De problematiek is urgent, maar er kan niet met haast gewerkt worden aan structurele verbeteringen. Neem de tijd voor een structurele analyse van de oorzaak van problemen.
Kijk, ‘bestaanszekerheid’ horen we nu veel terug. Daarover wordt geroepen dat het minimumloon omhoog moet, maar het gaat niet werken. Je creëert er nieuwe problemen door, het is echt ad-hoc beleid. Nieuwe problemen voor bijvoorbeeld de middenstand. Pak als overheid de oorzaken aan: met name de kosten van levensonderhoud. De huren, de kosten van het openbaar vervoer, de zorg, de energievoorziening e.a. - en dat is nogal wat. Maar als je daar visie op hebt, dan kun je langzaamaan gaan veranderen.

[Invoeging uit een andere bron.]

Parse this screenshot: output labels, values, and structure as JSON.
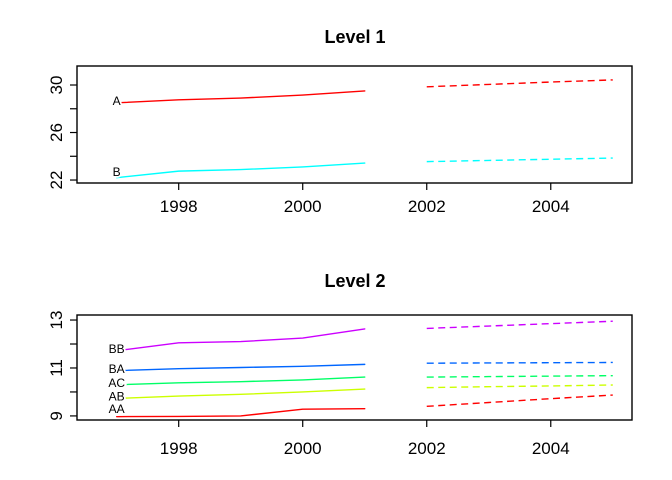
{
  "figure": {
    "background": "#ffffff",
    "text_color": "#000000"
  },
  "chart_data": [
    {
      "type": "line",
      "title": "Level 1",
      "xlabel": "",
      "ylabel": "",
      "grid": false,
      "legend_position": "inline-series-labels",
      "x_range": [
        1996.36,
        2005.31
      ],
      "y_range": [
        21.75,
        31.6
      ],
      "x_ticks": [
        {
          "v": 1998,
          "label": "1998"
        },
        {
          "v": 2000,
          "label": "2000"
        },
        {
          "v": 2002,
          "label": "2002"
        },
        {
          "v": 2004,
          "label": "2004"
        }
      ],
      "y_ticks": [
        {
          "v": 22,
          "label": "22"
        },
        {
          "v": 24,
          "label": ""
        },
        {
          "v": 26,
          "label": "26"
        },
        {
          "v": 28,
          "label": ""
        },
        {
          "v": 30,
          "label": "30"
        }
      ],
      "historical_years": [
        1997,
        1998,
        1999,
        2000,
        2001
      ],
      "forecast_years": [
        2002,
        2003,
        2004,
        2005
      ],
      "forecast_line_style": "dashed",
      "series": [
        {
          "name": "A",
          "color": "#FF0000",
          "historical": [
            28.5,
            28.75,
            28.9,
            29.15,
            29.5
          ],
          "forecast": [
            29.85,
            30.05,
            30.25,
            30.43
          ]
        },
        {
          "name": "B",
          "color": "#00FFFF",
          "historical": [
            22.2,
            22.75,
            22.88,
            23.1,
            23.43
          ],
          "forecast": [
            23.55,
            23.65,
            23.75,
            23.85
          ]
        }
      ]
    },
    {
      "type": "line",
      "title": "Level 2",
      "xlabel": "",
      "ylabel": "",
      "grid": false,
      "legend_position": "inline-series-labels",
      "x_range": [
        1996.36,
        2005.31
      ],
      "y_range": [
        8.83,
        13.21
      ],
      "x_ticks": [
        {
          "v": 1998,
          "label": "1998"
        },
        {
          "v": 2000,
          "label": "2000"
        },
        {
          "v": 2002,
          "label": "2002"
        },
        {
          "v": 2004,
          "label": "2004"
        }
      ],
      "y_ticks": [
        {
          "v": 9,
          "label": "9"
        },
        {
          "v": 10,
          "label": ""
        },
        {
          "v": 11,
          "label": "11"
        },
        {
          "v": 12,
          "label": ""
        },
        {
          "v": 13,
          "label": "13"
        }
      ],
      "historical_years": [
        1997,
        1998,
        1999,
        2000,
        2001
      ],
      "forecast_years": [
        2002,
        2003,
        2004,
        2005
      ],
      "forecast_line_style": "dashed",
      "series": [
        {
          "name": "BB",
          "color": "#CC00FF",
          "historical": [
            11.72,
            12.05,
            12.1,
            12.25,
            12.63
          ],
          "forecast": [
            12.65,
            12.75,
            12.85,
            12.95
          ]
        },
        {
          "name": "BA",
          "color": "#0066FF",
          "historical": [
            10.89,
            10.97,
            11.02,
            11.07,
            11.15
          ],
          "forecast": [
            11.2,
            11.21,
            11.22,
            11.23
          ]
        },
        {
          "name": "AC",
          "color": "#00FF66",
          "historical": [
            10.3,
            10.38,
            10.43,
            10.5,
            10.62
          ],
          "forecast": [
            10.62,
            10.64,
            10.66,
            10.68
          ]
        },
        {
          "name": "AB",
          "color": "#CCFF00",
          "historical": [
            9.73,
            9.83,
            9.9,
            10.0,
            10.12
          ],
          "forecast": [
            10.18,
            10.22,
            10.25,
            10.29
          ]
        },
        {
          "name": "AA",
          "color": "#FF0000",
          "historical": [
            8.97,
            8.98,
            9.0,
            9.28,
            9.3
          ],
          "forecast": [
            9.4,
            9.56,
            9.72,
            9.87
          ]
        }
      ]
    }
  ]
}
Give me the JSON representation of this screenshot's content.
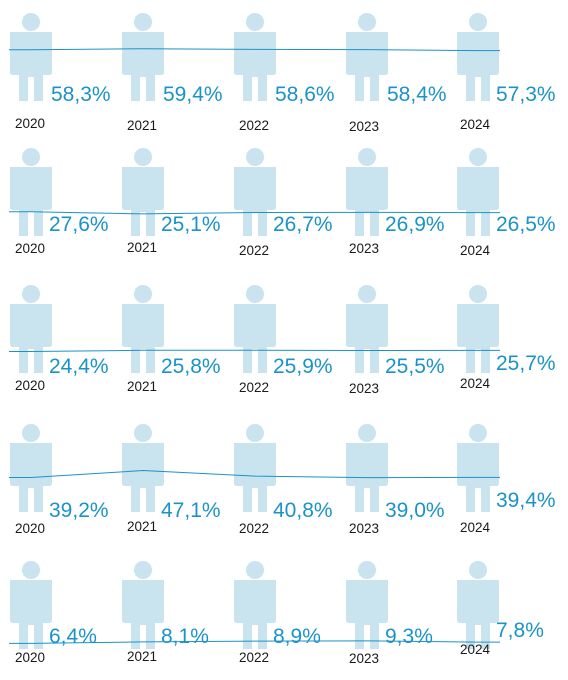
{
  "chart_data": [
    {
      "type": "pictograph",
      "categories": [
        "2020",
        "2021",
        "2022",
        "2023",
        "2024"
      ],
      "values": [
        58.3,
        59.4,
        58.6,
        58.4,
        57.3
      ],
      "labels": [
        "58,3%",
        "59,4%",
        "58,6%",
        "58,4%",
        "57,3%"
      ],
      "ylim": [
        0,
        100
      ]
    },
    {
      "type": "pictograph",
      "categories": [
        "2020",
        "2021",
        "2022",
        "2023",
        "2024"
      ],
      "values": [
        27.6,
        25.1,
        26.7,
        26.9,
        26.5
      ],
      "labels": [
        "27,6%",
        "25,1%",
        "26,7%",
        "26,9%",
        "26,5%"
      ],
      "ylim": [
        0,
        100
      ]
    },
    {
      "type": "pictograph",
      "categories": [
        "2020",
        "2021",
        "2022",
        "2023",
        "2024"
      ],
      "values": [
        24.4,
        25.8,
        25.9,
        25.5,
        25.7
      ],
      "labels": [
        "24,4%",
        "25,8%",
        "25,9%",
        "25,5%",
        "25,7%"
      ],
      "ylim": [
        0,
        100
      ]
    },
    {
      "type": "pictograph",
      "categories": [
        "2020",
        "2021",
        "2022",
        "2023",
        "2024"
      ],
      "values": [
        39.2,
        47.1,
        40.8,
        39.0,
        39.4
      ],
      "labels": [
        "39,2%",
        "47,1%",
        "40,8%",
        "39,0%",
        "39,4%"
      ],
      "ylim": [
        0,
        100
      ]
    },
    {
      "type": "pictograph",
      "categories": [
        "2020",
        "2021",
        "2022",
        "2023",
        "2024"
      ],
      "values": [
        6.4,
        8.1,
        8.9,
        9.3,
        7.8
      ],
      "labels": [
        "6,4%",
        "8,1%",
        "8,9%",
        "9,3%",
        "7,8%"
      ],
      "ylim": [
        0,
        100
      ]
    }
  ],
  "colors": {
    "figure_empty": "#c9e3ef",
    "figure_fill": "#1382c2",
    "label": "#1b93c8",
    "line": "#1b93c8",
    "year": "#1a1a1a"
  },
  "icons": {
    "person": "person-icon"
  }
}
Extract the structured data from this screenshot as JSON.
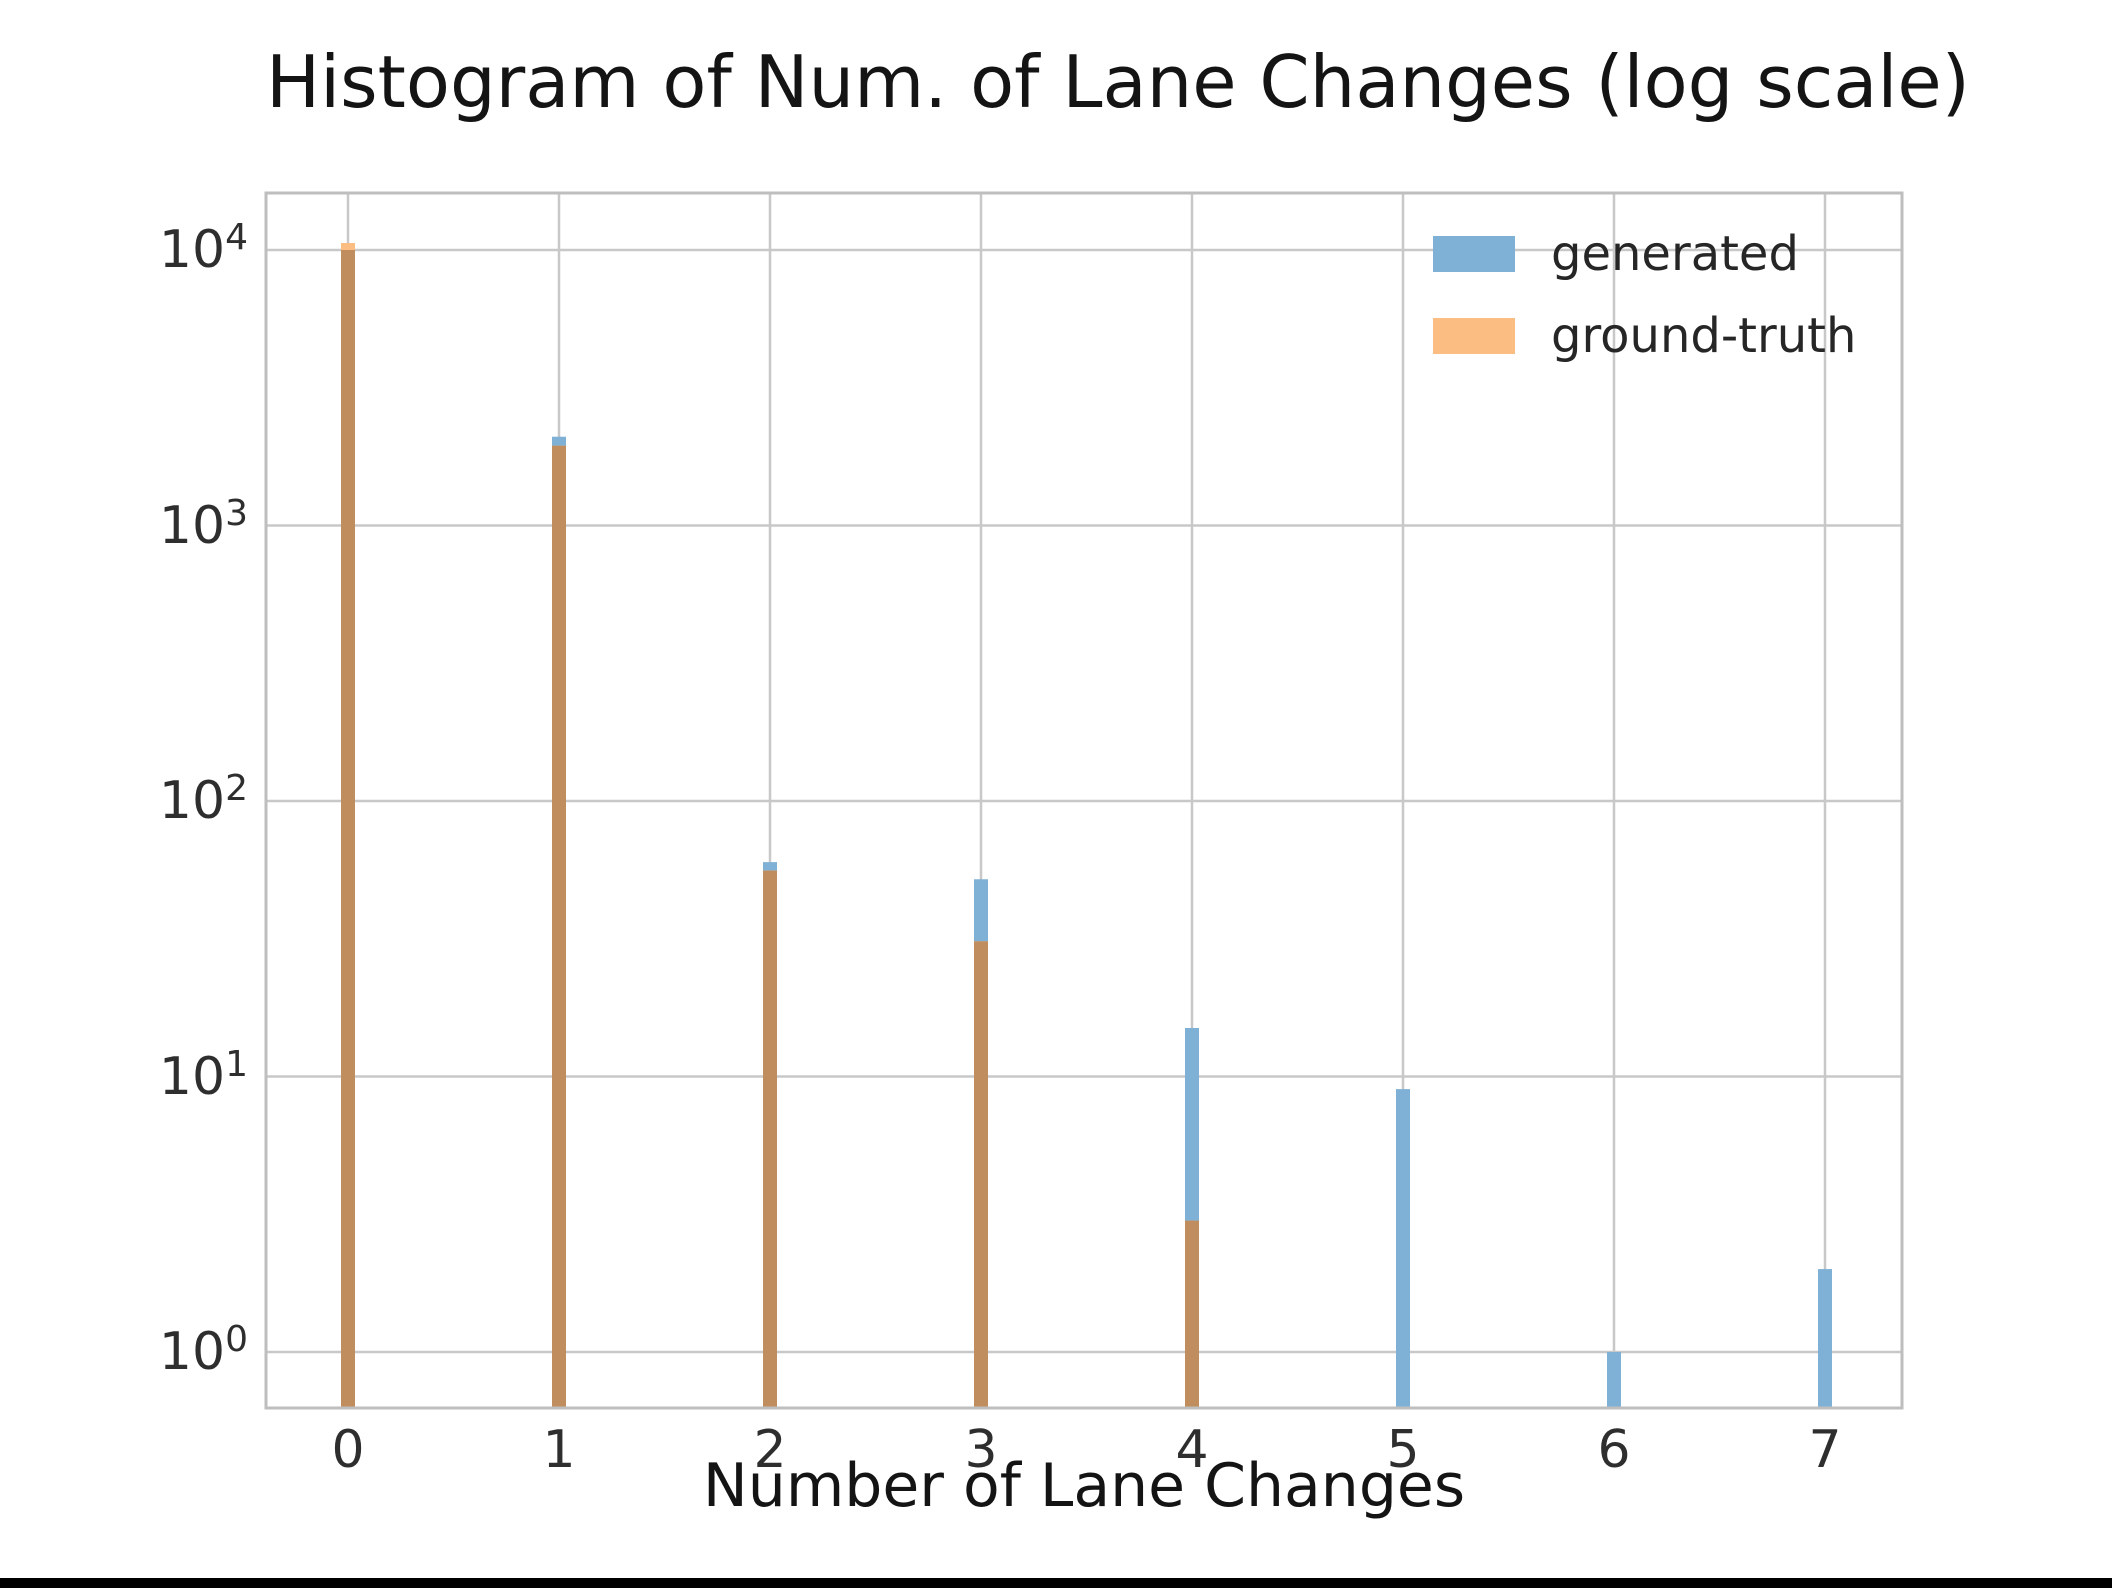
{
  "chart_data": {
    "type": "bar",
    "title": "Histogram of Num. of Lane Changes (log scale)",
    "xlabel": "Number of Lane Changes",
    "ylabel": "",
    "yscale": "log",
    "grid": true,
    "legend_position": "upper right",
    "categories": [
      0,
      1,
      2,
      3,
      4,
      5,
      6,
      7
    ],
    "x_ticklabels": [
      "0",
      "1",
      "2",
      "3",
      "4",
      "5",
      "6",
      "7"
    ],
    "y_ticks": [
      {
        "base": "10",
        "exp": "4"
      },
      {
        "base": "10",
        "exp": "3"
      },
      {
        "base": "10",
        "exp": "2"
      },
      {
        "base": "10",
        "exp": "1"
      },
      {
        "base": "10",
        "exp": "0"
      }
    ],
    "ylim": [
      0.63,
      17000
    ],
    "series": [
      {
        "name": "generated",
        "color": "#7fb1d6",
        "values": [
          10000,
          2100,
          60,
          52,
          15,
          9,
          1,
          2
        ]
      },
      {
        "name": "ground-truth",
        "color": "#fcbd82",
        "values": [
          10600,
          1950,
          56,
          31,
          3,
          0,
          0,
          0
        ]
      }
    ],
    "overlap_color": "#c08d5e"
  },
  "style_colors": {
    "grid": "#c8c8c8",
    "spine": "#bebebe",
    "background": "#ffffff",
    "bottom_strip": "#000000"
  }
}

Heb daarnaast vertrouwen. In mijn boek citeer ik Jesse Frederik die zegt dat Marga Klompé zich omdraait in haar graf als ze ziet wat er allemaal komt kijken bij de Bijstandswet. Aan welke verplichtingen er allemaal moet worden voldaan. Klompé, grondlegster van de Algemene Bijstandswet, was hier juist faliekant op tegen. Iedereen zou juist met ‘opgeheven hoofd’ om hulp moeten vragen. En niet vast moeten komen zitten in bureaucratie, papieren en een omgeving van wantrouwen. Ja, dat zou ik bestuurlijk Nederland graag meegeven.’
'Ik wil er niets van weten. Hoe visie, tijd en kennis uit Den Haag verdwenen', Josine Teeuw (2023), verscheen bij Uitgeverij Verloren.